Wednesday, September 18, 2013

Sheep Hunt Day 5

This morning started off not according to plan. Waking up to answer nature's call about 3 a.m. found me socked in with clouds. When it was time to get up for the day at 5, still socked in. Knowing I would not be able to glass with such conditions I slept in. At 7 the clouds showed no signs of letting up. Without anything better to do I turned on the phone to check the quota status. Season still open after two days. A good sign. It also meant no one had been seeing rams. I clicked over to send my wife a status text that I was okay and recieved tragic news. At 8,500 feet in my bivy sack on a sheep mountain I learned that a very good friend had been killed in a rock climbing accident yesterday.

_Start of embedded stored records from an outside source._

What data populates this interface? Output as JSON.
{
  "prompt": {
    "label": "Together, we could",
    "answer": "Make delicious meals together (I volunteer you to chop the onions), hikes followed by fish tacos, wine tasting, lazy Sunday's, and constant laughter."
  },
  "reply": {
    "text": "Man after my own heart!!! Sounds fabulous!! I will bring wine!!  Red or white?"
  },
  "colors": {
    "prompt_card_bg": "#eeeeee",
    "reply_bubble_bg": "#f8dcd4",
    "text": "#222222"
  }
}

One wonders how they will react to such news finding it out so suddenly without any of the emotion involved in learning it directly from another human being. The only sound was a light wind whisping through the spruce trees where I was camped. Perhaps the lonliest most indifferent sound in nature. Disbelief was the initial reaction. I decided to crawl out of the tent, make breakfast and contemplate my next move. Sheep were a very distant thought in my mind now. The fog lifted about 10 and I headed up the mountain. Somehow I felt a strange closeness to Amos, my departed friend being in the high country than I might have down below. The day he died we were both on mountains doing what we liked to do. For now I simply reflected on the good times we'd had chasing trout and ducks on the Madison and Gallatin rivers. There would be time enough to face the tragedy of his death down below. I knew the last thing Amos would want me to do is not finish this hunt and abandon the possibility of harvesting a ram this year. I would be headed down tomorrow anyway. With a heavy heart I slung my rifle and backpack to make the most of the day that was left. Much of the rest of the day was fairly pleasant as the clouds broke. I ran into another hunter who'd just barely missed crossing paths with a sow griz and two cubs. He looked a little white in the face. About 5 the clouds rolled in with rain and that set the stage for the rest of the night. Gaps in the clouds provided a few moments of spectacular alpenglow on peaks in the north end of the park. Crawling into my bivy an hour after dark, thunder clapped and soon the bottom fell out of the clouds. Rain all night.